Archive for the ‘Chia Fresca’ Category

Chia Fresca Recipe

October 21, 2009 Leave a comment

If you have read Born to Run, by Chris McDougall then you should know what Chia is.  If you haven’t read the book and you consider yourself a runner, go out and buy it NOW!  Ok, so Chia are tiny little seeds that a tribe in Mexico uses as their staple for nourishment on long runs.

Most stores I’ve seen don’t carry them so the best place to get them is online.  I get mine from where they are $6.99/lb.  The nutrition breakdown is as follows, 1 ounce of chia, 137 calories, 9g fat, 12g carb (11g fiber), 4g protein

These are actually the same seeds that come with the infamous Chia Pet.  But mixed with water and some sugar and lime (see recipe below)  they transform into a superfood.  The seeds emit a gel like substance that turns the drink into a gelatinous “smoothie”.  It sounds gross, but it is actually quite pleasant and tasty.

Chia Seeds

Chia Seeds

Chia Fresca Recipe

30 oz water

6 heaping teaspoons chia seeds

3 limes juiced

1 Tablespoon honey (more or less to taste)
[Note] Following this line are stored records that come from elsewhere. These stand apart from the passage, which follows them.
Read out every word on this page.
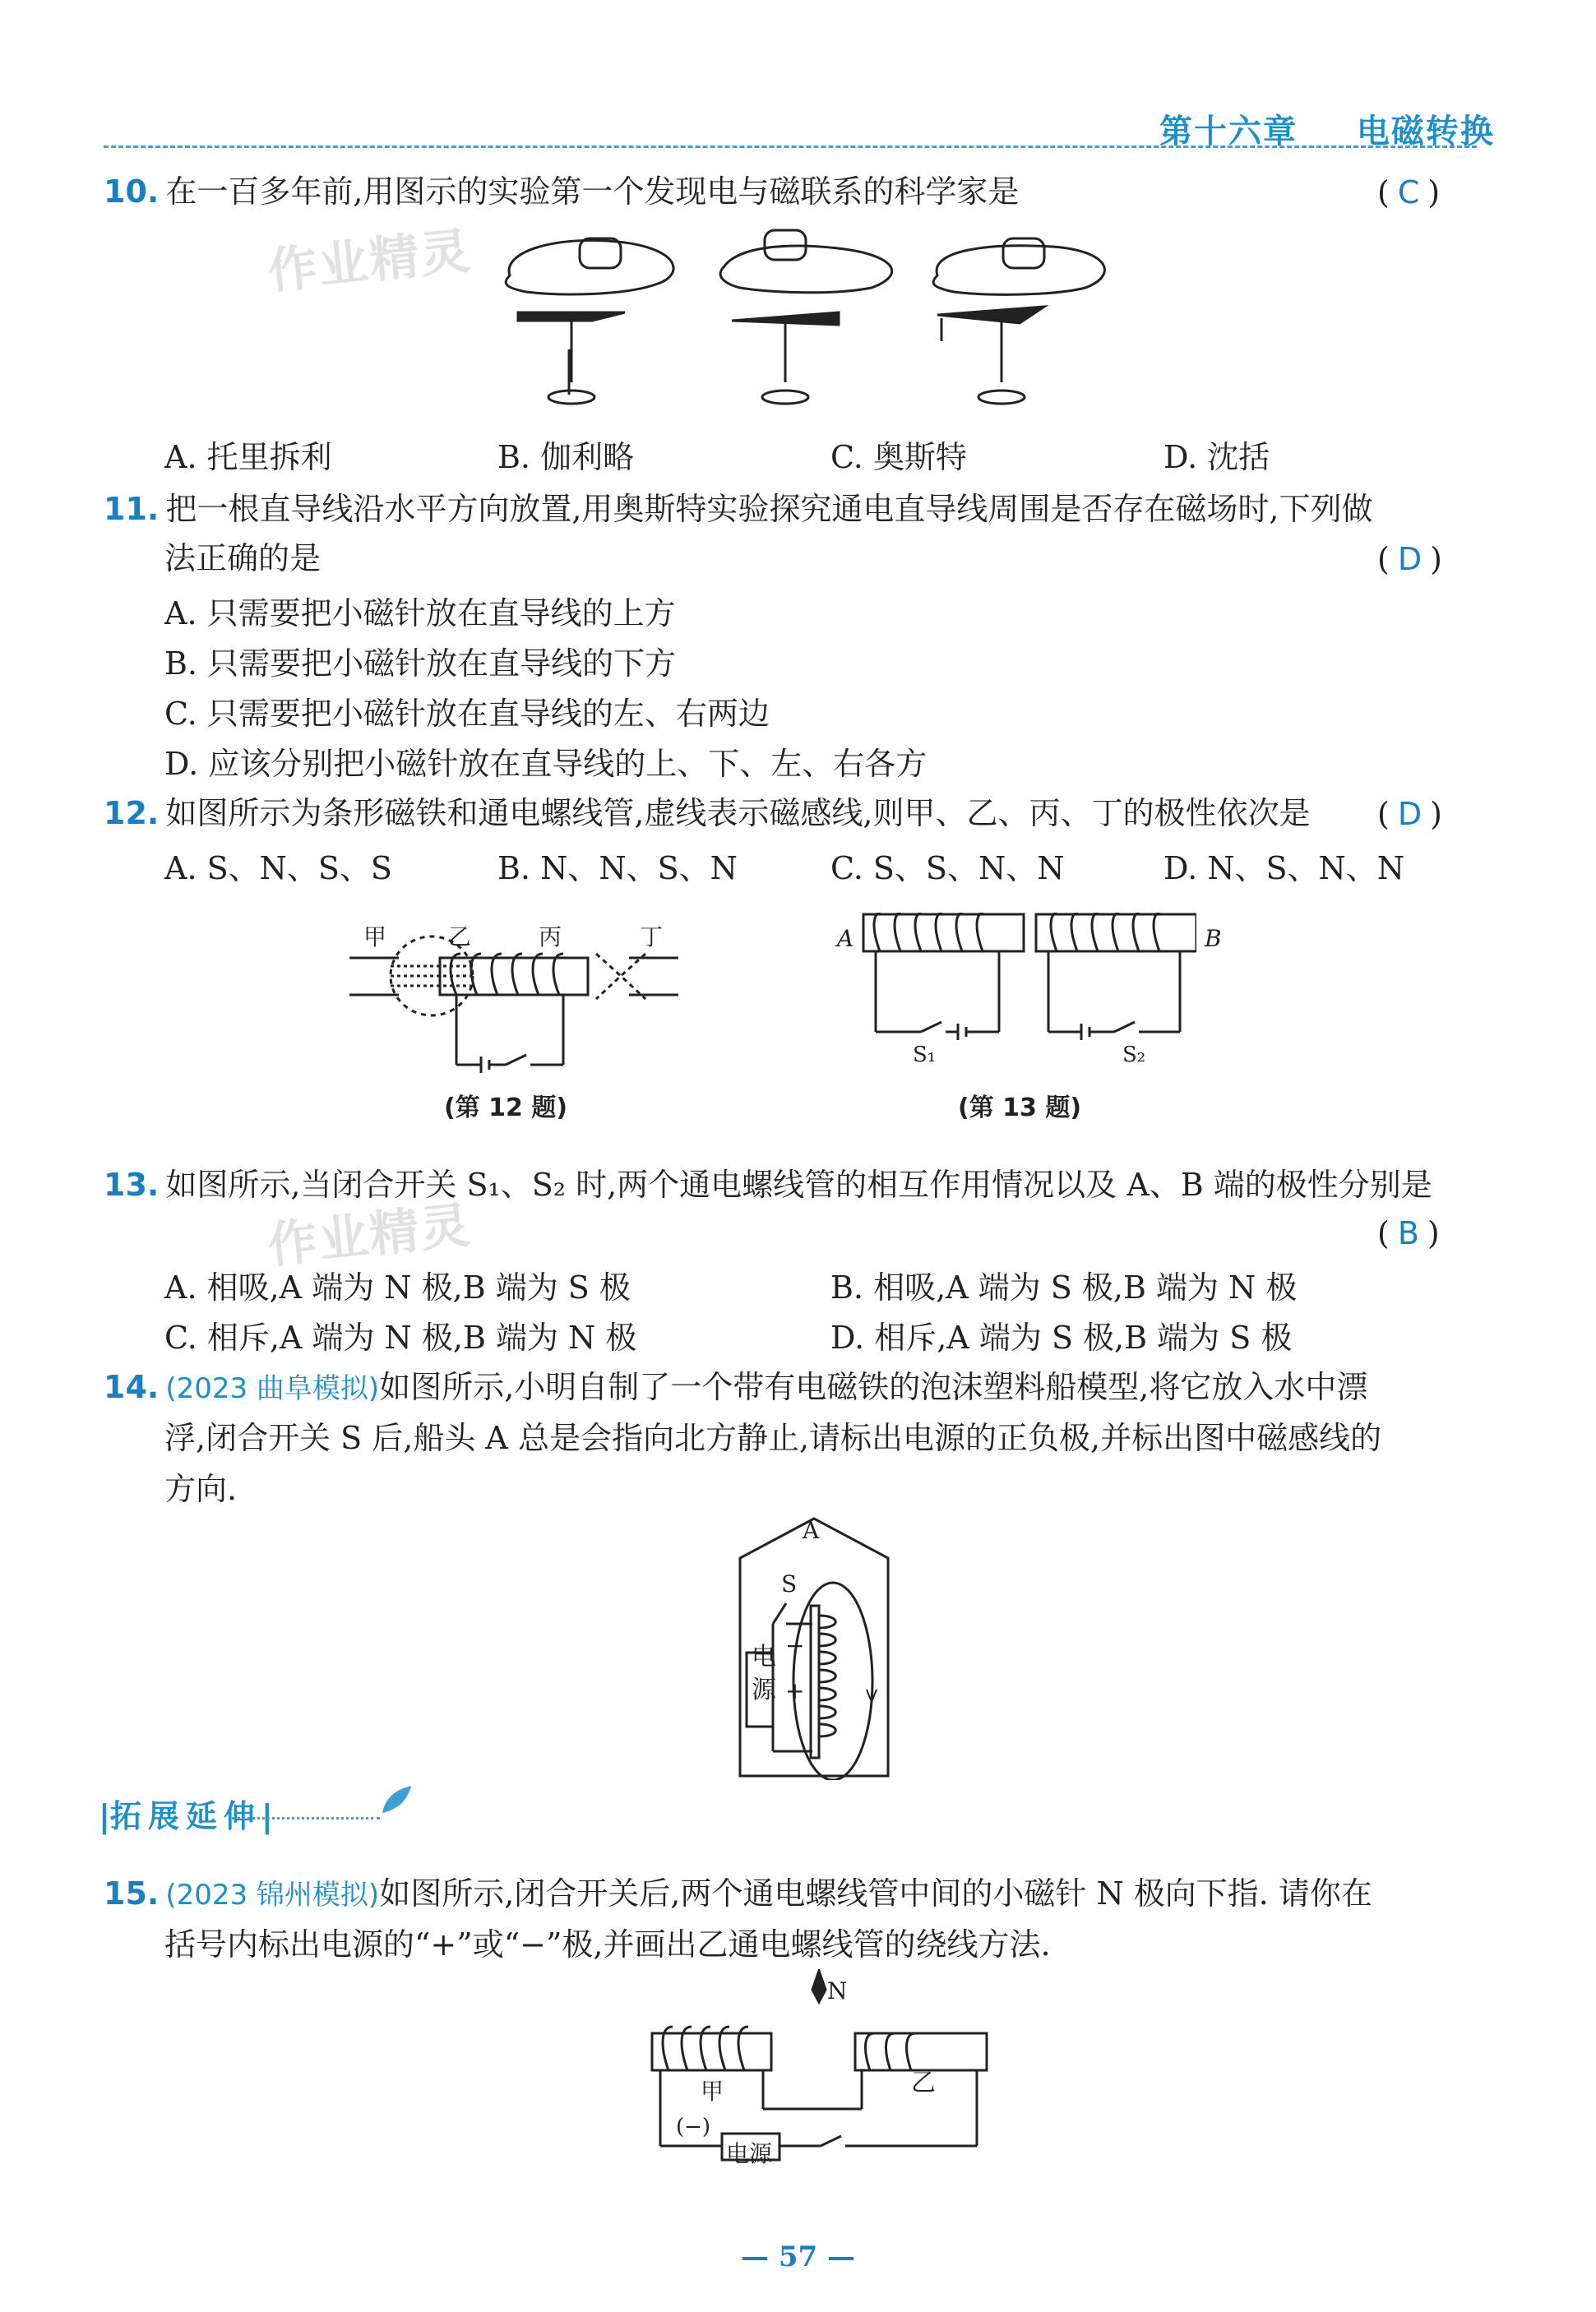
第十六章 电磁转换
10. 在一百多年前,用图示的实验第一个发现电与磁联系的科学家是	( C )
作业精灵
A. 托里拆利	B. 伽利略	C. 奥斯特	D. 沈括
11. 把一根直导线沿水平方向放置,用奥斯特实验探究通电直导线周围是否存在磁场时,下列做
法正确的是	( D )
A. 只需要把小磁针放在直导线的上方
B. 只需要把小磁针放在直导线的下方
C. 只需要把小磁针放在直导线的左、右两边
D. 应该分别把小磁针放在直导线的上、下、左、右各方
12. 如图所示为条形磁铁和通电螺线管,虚线表示磁感线,则甲、乙、丙、丁的极性依次是 ( D )
A. S、N、S、S	B. N、N、S、N	C. S、S、N、N	D. N、S、N、N
甲	乙	丙	丁
(第 12 题)
A	B
S₁	S₂
(第 13 题)
13. 如图所示,当闭合开关 S₁、S₂ 时,两个通电螺线管的相互作用情况以及 A、B 端的极性分别是
作业精灵	( B )
A. 相吸,A 端为 N 极,B 端为 S 极	B. 相吸,A 端为 S 极,B 端为 N 极
C. 相斥,A 端为 N 极,B 端为 N 极	D. 相斥,A 端为 S 极,B 端为 S 极
14. (2023 曲阜模拟)如图所示,小明自制了一个带有电磁铁的泡沫塑料船模型,将它放入水中漂
浮,闭合开关 S 后,船头 A 总是会指向北方静止,请标出电源的正负极,并标出图中磁感线的
方向.
A
S
电
源
−
+
|拓展延伸|
15. (2023 锦州模拟)如图所示,闭合开关后,两个通电螺线管中间的小磁针 N 极向下指. 请你在
括号内标出电源的“+”或“−”极,并画出乙通电螺线管的绕线方法.
N
甲	乙
(−)
电源
— 57 —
Let stand for at least 1 hour, serve chilled

NOTE:  for whatever reason, some seeds sink, and some float.  Don’t worry, just shake a little before drinking so you have an even disbursement of seeds.

Here is the History and Science of the Ancient Chia Seed

I have used my chia fresca several times while on long runs.  Most of the time before I run, I’ll have 4-6 ozs.  I’ve also used as a recovery drink a couple times.  Once I even added it to my Accelerade in my water bottle that I carried during a 16 miler.  Unfortunately the seeds kept clogging the drink spout.  I didn’t really notice any remarkable benefit, but they didn’t hurt me either.  I have yet to use chia fresca on a run where one would expect to “hit the wall”, like a marathon or ultra.

I think its fun to drink, different

When chia seeds hydrate, they form a gel type substance.   This keeps you feeling full and keeps you hydrated.  You can also use this gel as substitute for butter in recipes, or as a salad dressing additive.